Le bruit des bottes fut le premier signe qui leur parvint. Il résonna dans le corridor comme le battement sourd et régulier d'un cœur. Ou de tambours de guerre. Dans l'une des geôles, un vieil homme se cramponna de plus belle aux barreaux de sa prison. Il serra le métal à en faire blanchir les jointures de ses mains fatiguées. Son corps frêle tremblait sous ses hardes comme une feuille prise dans la tempête et une sueur glacée perlait de son front raviné par l'âge. Les semelles de cuir qui frappaient impitoyablement le sol en rythme cadencé produisaient un vacarme qui semblait engloutir l'espace et en chasser l'oxygène. La tension était si dense que les détenus pouvaient sentir sa caresse moite et glacée courir le long de leurs nuques. Certains s'agitèrent pour tenter d'échapper à cette sensation désagréable. Le cliquetis des chaînes vint s'ajouter au concert des bruits de pas dans une lugubre symphonie.
Six silhouettes débouchèrent enfin à l'angle du couloir. Elles étaient drapées dans le manteau bleu nuit de la Garde, unité d'élite de l'armée, et s'avancèrent aux milieux des cachots. Le drap foncé volait autour d'eux à chacun de leurs pas comme les ailes d'oiseaux de mauvais augure. Un prisonnier cracha par terre. Pour sûr ces corbeaux là signifiaient que le sort de l'un d'entre eux allait prendre une sinistre tournure.
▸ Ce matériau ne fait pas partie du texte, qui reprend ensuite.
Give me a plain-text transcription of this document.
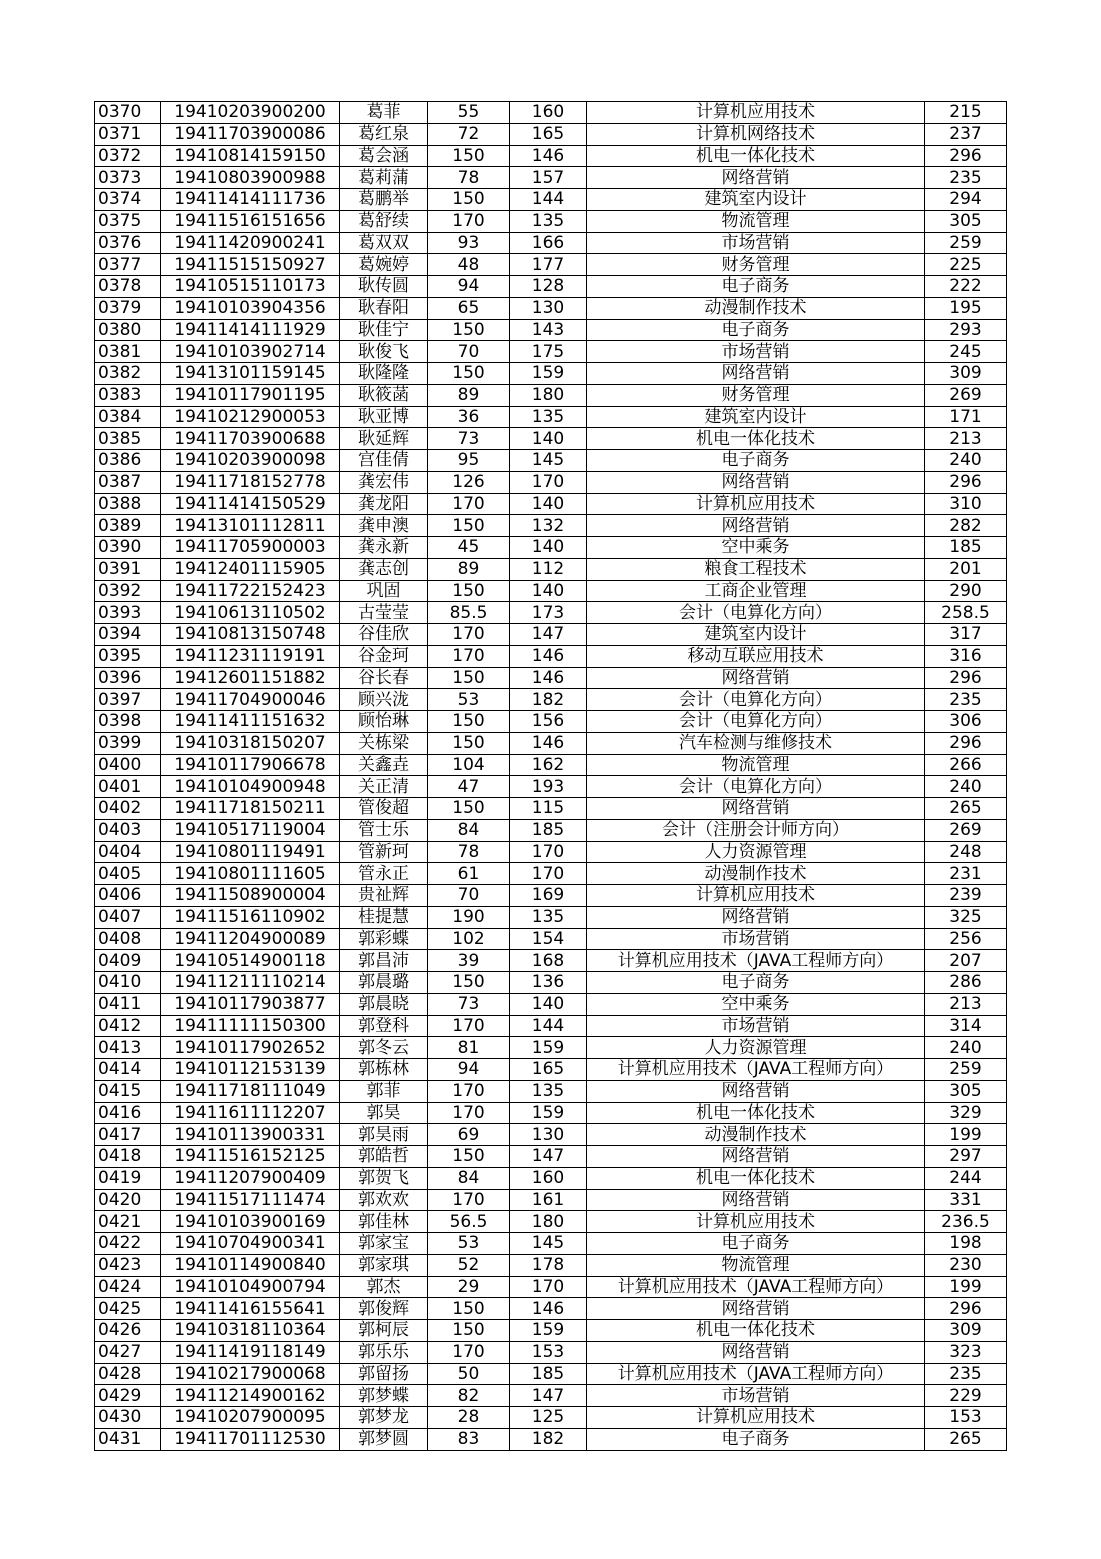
0370	19410203900200	葛菲	55	160	计算机应用技术	215
0371	19411703900086	葛红泉	72	165	计算机网络技术	237
0372	19410814159150	葛会涵	150	146	机电一体化技术	296
0373	19410803900988	葛莉蒲	78	157	网络营销	235
0374	19411414111736	葛鹏举	150	144	建筑室内设计	294
0375	19411516151656	葛舒续	170	135	物流管理	305
0376	19411420900241	葛双双	93	166	市场营销	259
0377	19411515150927	葛婉婷	48	177	财务管理	225
0378	19410515110173	耿传圆	94	128	电子商务	222
0379	19410103904356	耿春阳	65	130	动漫制作技术	195
0380	19411414111929	耿佳宁	150	143	电子商务	293
0381	19410103902714	耿俊飞	70	175	市场营销	245
0382	19413101159145	耿隆隆	150	159	网络营销	309
0383	19410117901195	耿筱菡	89	180	财务管理	269
0384	19410212900053	耿亚博	36	135	建筑室内设计	171
0385	19411703900688	耿延辉	73	140	机电一体化技术	213
0386	19410203900098	宫佳倩	95	145	电子商务	240
0387	19411718152778	龚宏伟	126	170	网络营销	296
0388	19411414150529	龚龙阳	170	140	计算机应用技术	310
0389	19413101112811	龚申澳	150	132	网络营销	282
0390	19411705900003	龚永新	45	140	空中乘务	185
0391	19412401115905	龚志创	89	112	粮食工程技术	201
0392	19411722152423	巩固	150	140	工商企业管理	290
0393	19410613110502	古莹莹	85.5	173	会计（电算化方向）	258.5
0394	19410813150748	谷佳欣	170	147	建筑室内设计	317
0395	19411231119191	谷金珂	170	146	移动互联应用技术	316
0396	19412601151882	谷长春	150	146	网络营销	296
0397	19411704900046	顾兴泷	53	182	会计（电算化方向）	235
0398	19411411151632	顾怡琳	150	156	会计（电算化方向）	306
0399	19410318150207	关栋梁	150	146	汽车检测与维修技术	296
0400	19410117906678	关鑫垚	104	162	物流管理	266
0401	19410104900948	关正清	47	193	会计（电算化方向）	240
0402	19411718150211	管俊超	150	115	网络营销	265
0403	19410517119004	管士乐	84	185	会计（注册会计师方向）	269
0404	19410801119491	管新珂	78	170	人力资源管理	248
0405	19410801111605	管永正	61	170	动漫制作技术	231
0406	19411508900004	贵祉辉	70	169	计算机应用技术	239
0407	19411516110902	桂提慧	190	135	网络营销	325
0408	19411204900089	郭彩蝶	102	154	市场营销	256
0409	19410514900118	郭昌沛	39	168	计算机应用技术（JAVA工程师方向）	207
0410	19411211110214	郭晨璐	150	136	电子商务	286
0411	19410117903877	郭晨晓	73	140	空中乘务	213
0412	19411111150300	郭登科	170	144	市场营销	314
0413	19410117902652	郭冬云	81	159	人力资源管理	240
0414	19410112153139	郭栋林	94	165	计算机应用技术（JAVA工程师方向）	259
0415	19411718111049	郭菲	170	135	网络营销	305
0416	19411611112207	郭昊	170	159	机电一体化技术	329
0417	19410113900331	郭昊雨	69	130	动漫制作技术	199
0418	19411516152125	郭皓哲	150	147	网络营销	297
0419	19411207900409	郭贺飞	84	160	机电一体化技术	244
0420	19411517111474	郭欢欢	170	161	网络营销	331
0421	19410103900169	郭佳林	56.5	180	计算机应用技术	236.5
0422	19410704900341	郭家宝	53	145	电子商务	198
0423	19410114900840	郭家琪	52	178	物流管理	230
0424	19410104900794	郭杰	29	170	计算机应用技术（JAVA工程师方向）	199
0425	19411416155641	郭俊辉	150	146	网络营销	296
0426	19410318110364	郭柯辰	150	159	机电一体化技术	309
0427	19411419118149	郭乐乐	170	153	网络营销	323
0428	19410217900068	郭留扬	50	185	计算机应用技术（JAVA工程师方向）	235
0429	19411214900162	郭梦蝶	82	147	市场营销	229
0430	19410207900095	郭梦龙	28	125	计算机应用技术	153
0431	19411701112530	郭梦圆	83	182	电子商务	265
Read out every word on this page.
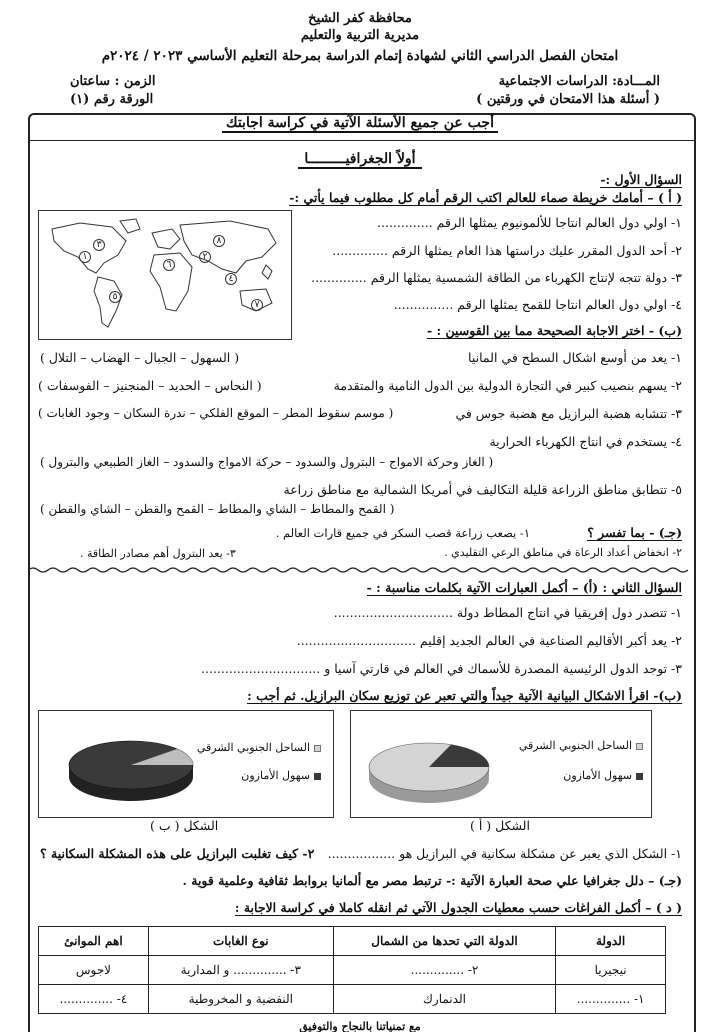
محافظة كفر الشيخ
مديرية التربية والتعليم
امتحان الفصل الدراسي الثاني لشهادة إتمام الدراسة بمرحلة التعليم الأساسي ٢٠٢٣ / ٢٠٢٤م
المـــادة: الدراسات الاجتماعية
الزمن : ساعتان
( أسئلة هذا الامتحان في ورقتين )
الورقة رقم (١)
أجب عن جميع الأسئلة الآتية في كراسة اجابتك
أولاً الجغرافيـــــــــا
السؤال الأول :-
( أ ) – أمامك خريطة صماء للعالم اكتب الرقم أمام كل مطلوب فيما يأتي :-
١- اولي دول العالم انتاجا للألمونيوم يمثلها الرقم ..............
٢- أحد الدول المقرر عليك دراستها هذا العام يمثلها الرقم ..............
٣- دولة تتجه لإنتاج الكهرباء من الطاقة الشمسية يمثلها الرقم ..............
٤- اولي دول العالم انتاجا للقمح يمثلها الرقم ...............
٨
٣
١	٢
٦
٤
٥
٧
(ب) - اختر الاجابة الصحيحة مما بين القوسين : -
١- يعد من أوسع اشكال السطح في المانيا
( السهول – الجبال – الهضاب – التلال )
٢- يسهم بنصيب كبير في التجارة الدولية بين الدول النامية والمتقدمة
( النحاس – الحديد – المنجنيز – الفوسفات )
٣- تتشابه هضبة البرازيل مع هضبة جوس في
( موسم سقوط المطر – الموقع الفلكي – ندرة السكان – وجود الغابات )
٤- يستخدم في انتاج الكهرباء الحرارية
( الغاز وحركة الامواج – البترول والسدود – حركة الامواج والسدود – الغاز الطبيعي والبترول )
٥- تتطابق مناطق الزراعة قليلة التكاليف في أمريكا الشمالية مع مناطق زراعة
( القمح والمطاط – الشاي والمطاط – القمح والقطن – الشاي والقطن )
(جـ) - بما تفسر ؟
١- يصعب زراعة قصب السكر في جميع قارات العالم .
٢- انخفاض أعداد الرعاة في مناطق الرعي التقليدي .
٣- يعد البترول أهم مصادر الطاقة .
السؤال الثاني : (أ) – أكمل العبارات الآتية بكلمات مناسبة : -
١- تتصدر دول إفريقيا في انتاج المطاط دولة ..............................
٢- يعد أكبر الأقاليم الصناعية في العالم الجديد إقليم ..............................
٣- توجد الدول الرئيسية المصدرة للأسماك في العالم في قارتي آسيا و ..............................
(ب)- اقرأ الاشكال البيانية الآتية جيداً والتي تعبر عن توزيع سكان البرازيل. ثم أجب :
الساحل الجنوبي الشرقي
سهول الأمازون
الساحل الجنوبي الشرقي
سهول الأمازون
الشكل ( أ )
الشكل ( ب )
١- الشكل الذي يعبر عن مشكلة سكانية في البرازيل هو .................
٢- كيف تغلبت البرازيل على هذه المشكلة السكانية ؟
(جـ) – دلل جغرافيا علي صحة العبارة الآتية :- ترتبط مصر مع ألمانيا بروابط ثقافية وعلمية قوية .
( د ) – أكمل الفراغات حسب معطيات الجدول الآتي ثم انقله كاملا في كراسة الاجابة :
الدولة	الدولة التي تحدها من الشمال	نوع الغابات	اهم الموانئ
نيجيريا	٢- ..............	٣- .............. و المدارية	لاجوس
١- ..............	الدنمارك	النفضية و المخروطية	٤- ..............
مع تمنياتنا بالنجاح والتوفيق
Alors que les six hommes passaient devant lui, le vieillard s'effondra, la main crispée sur la poitrine. Aucun ne lui prêta attention tandis que les militaires s'arrêtaient devant deux cellules voisines dans un ensemble parfait. Le silence qui s'abattit était plus terrifiant encore après le vacarme qui avait envahi les souterrains. Les deux soldats en tête de colonne sortirent du rang. Les épaulettes qui ornaient leurs uniformes les désignaient comme des officier. Celui qui paraissait le plus âgé s'adressa à son collègue, d'une voix où perçait une pointe de satisfaction :
- Eh bien mon capitaine, que dites-vous donc de ces deux-là ?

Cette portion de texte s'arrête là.